Pessimism is justified here. And yet, in the long run, we have no other. Either we will become literate and skilled in managing our cognitive mechanisms, or we will continue to repeat the mistakes of the past. Archetypal and impulsive illiteracy are the main reasons why - according to the famous statement of the Canadian philosopher Joseph Heath - 'civilizations are rapidly collapsing into barbarism, and not the other way around.' , are stunning. In just a year or so, highly civilized societies, we thought, began to sink into chaos, insecurity, incompetence, racism, and social disorder. The most advanced economies on the planet that send intelligent robots to Mars cannot produce simple surgical masks and even simpler plastic aprons for medical staff. Or to solve the supply of the population. Thin as an egg shell is the glaze - or, as Joseph Heath calls it, the ‘scaffolding’ - of a civilization that covers our evolved impulses.

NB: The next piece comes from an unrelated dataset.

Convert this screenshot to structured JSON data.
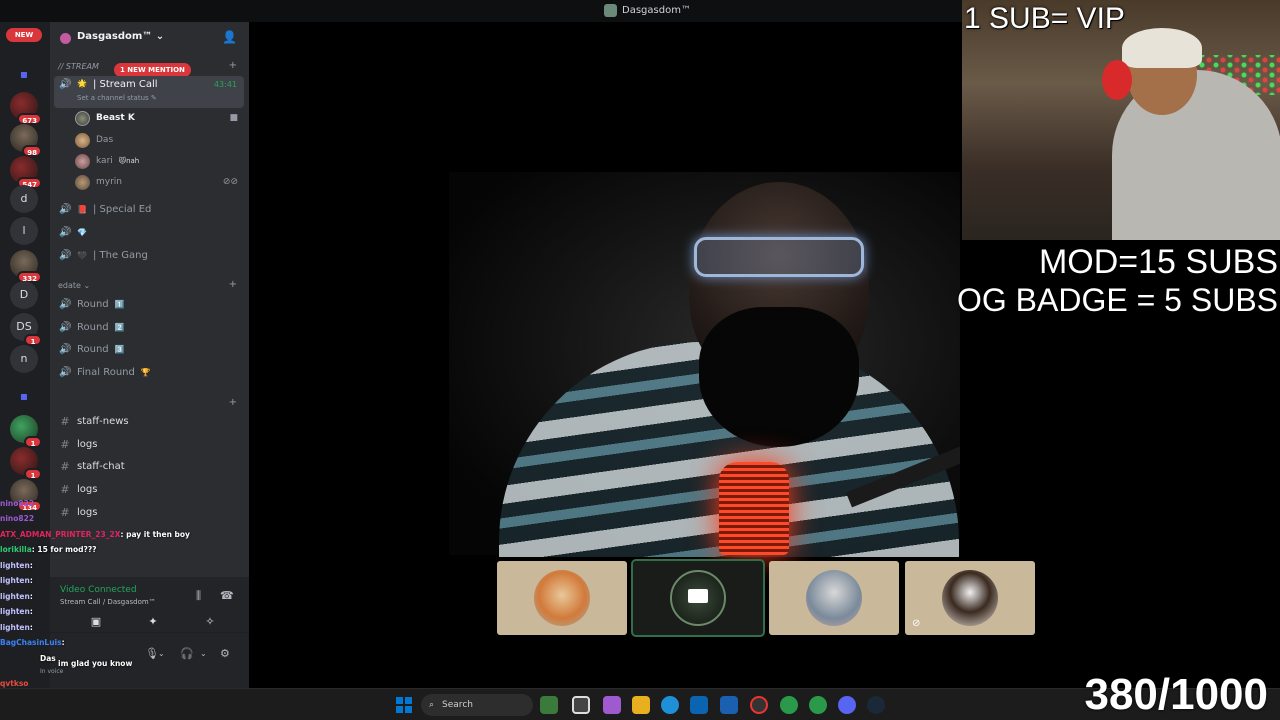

Impulse control training (and the narrative tactics we are consciously served to trigger them) is one of the most important we will ever undertake. It is also another opportunity for cognitive scientists, marketing strategists and sales experts to contribute to society outside of their professions. They are in a unique position to separate the heavy draperies of the great theater we are surrounded by and to show us the machinery behind the scenes: incitements and narratives designed to trigger the impulses on which various hidden interests profit.